I took a kind of round about way to break down and analyze the problem using this sketch:

```
grades = [8, 8, 6, 3, 7, 7, 1, 5]
g_sum = sum([x*1.0 for x in grades])
print g_sum
avg = g_sum/len(grades)
print avg
h = [(x - avg)**2 for x in grades]
print h
k = sum(h)/len(h)
print k
```

The console output looks like this:

```
45.0
5.625
[5.640625, 5.640625, 0.140625, 6.890625, 1.890625, 1.890625, 21.390625, 0.390625]
5.484375
```

The final value matches what is expected from the SCT when it supplies the above set of grades.

In the sketch I use list comprehensions, but we can reconstruct it with for statements if so desired.
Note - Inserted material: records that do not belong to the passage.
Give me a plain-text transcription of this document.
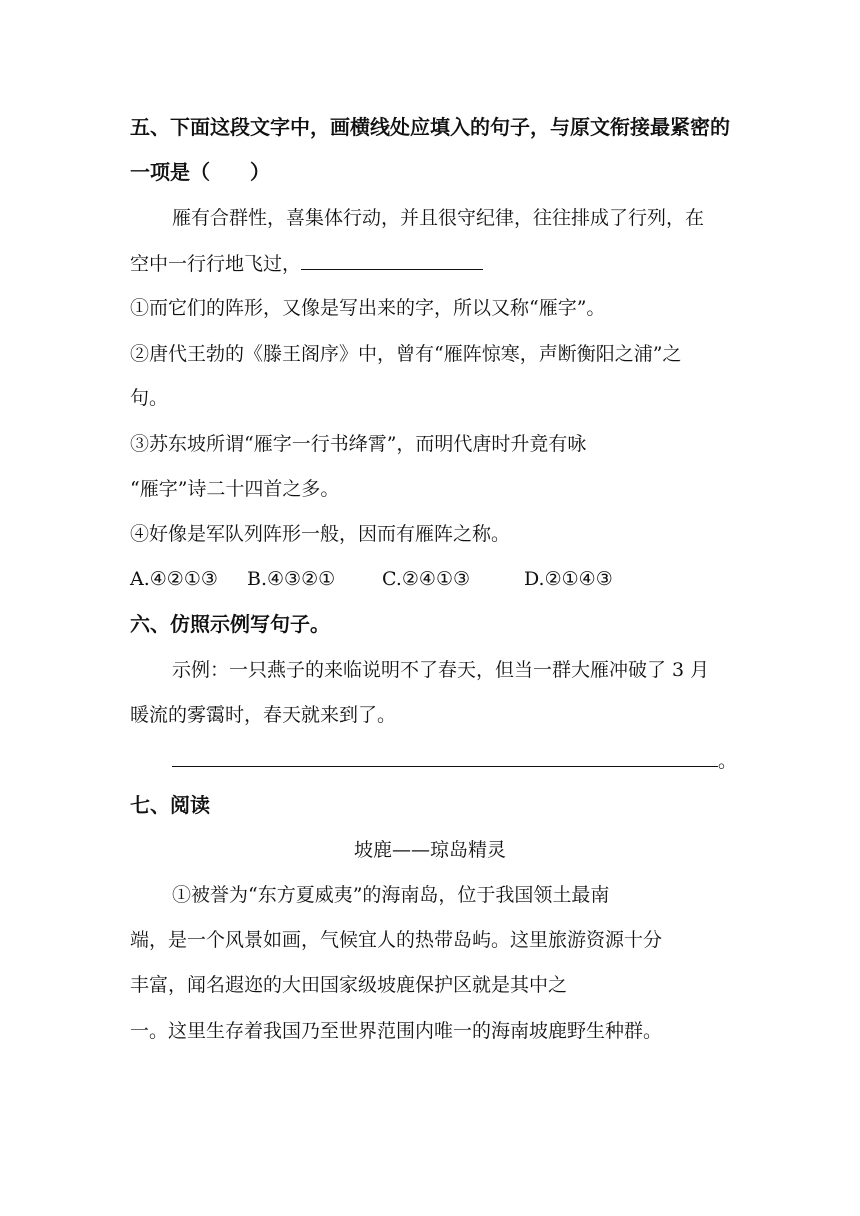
五、下面这段文字中，画横线处应填入的句子，与原文衔接最紧密的
一项是（　　）
雁有合群性，喜集体行动，并且很守纪律，往往排成了行列，在
空中一行行地飞过，
①而它们的阵形，又像是写出来的字，所以又称“雁字”。
②唐代王勃的《滕王阁序》中，曾有“雁阵惊寒，声断衡阳之浦”之
句。
③苏东坡所谓“雁字一行书绛霄”，而明代唐时升竟有咏
“雁字”诗二十四首之多。
④好像是军队列阵形一般，因而有雁阵之称。
A.④②①③ B.④③②① C.②④①③	D.②①④③
六、仿照示例写句子。
示例：一只燕子的来临说明不了春天，但当一群大雁冲破了 3 月
暖流的雾霭时，春天就来到了。
。
七、阅读
坡鹿——琼岛精灵
①被誉为“东方夏威夷”的海南岛，位于我国领土最南
端，是一个风景如画，气候宜人的热带岛屿。这里旅游资源十分
丰富，闻名遐迩的大田国家级坡鹿保护区就是其中之
一。这里生存着我国乃至世界范围内唯一的海南坡鹿野生种群。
From this we can rewrite our grades_sum function,

```
def grades_sum(scores):
s = [x*1.0 for x in scores]
return sum(s)
```

All the above is doing is making sure that every value in the list is converted to a float before the returned sum. The grades_average function makes a quick call to this one and returns a simple quotient of the return value and the list length.

```
def grades_average(scores):
return grades_sum(scores) / len(scores)
```

Which brings us to our final function in the chain, grades_variance. As constructed from the above sketch we get this...

```
def grades_variance(scores):
average = grades_average(scores)
h = [(x - average)**2 for x in scores]
variance = sum(h)/len(h)
return variance
```

Now it doesn't address any issues that may or may not exist in your code. I chose instead to work on the sketch and let you desconstruct it and adapt to your own code. Hopefully the exercise will enlighten you to any errors or omissions that you can aprise us of, when you get this solved? Please and thanks.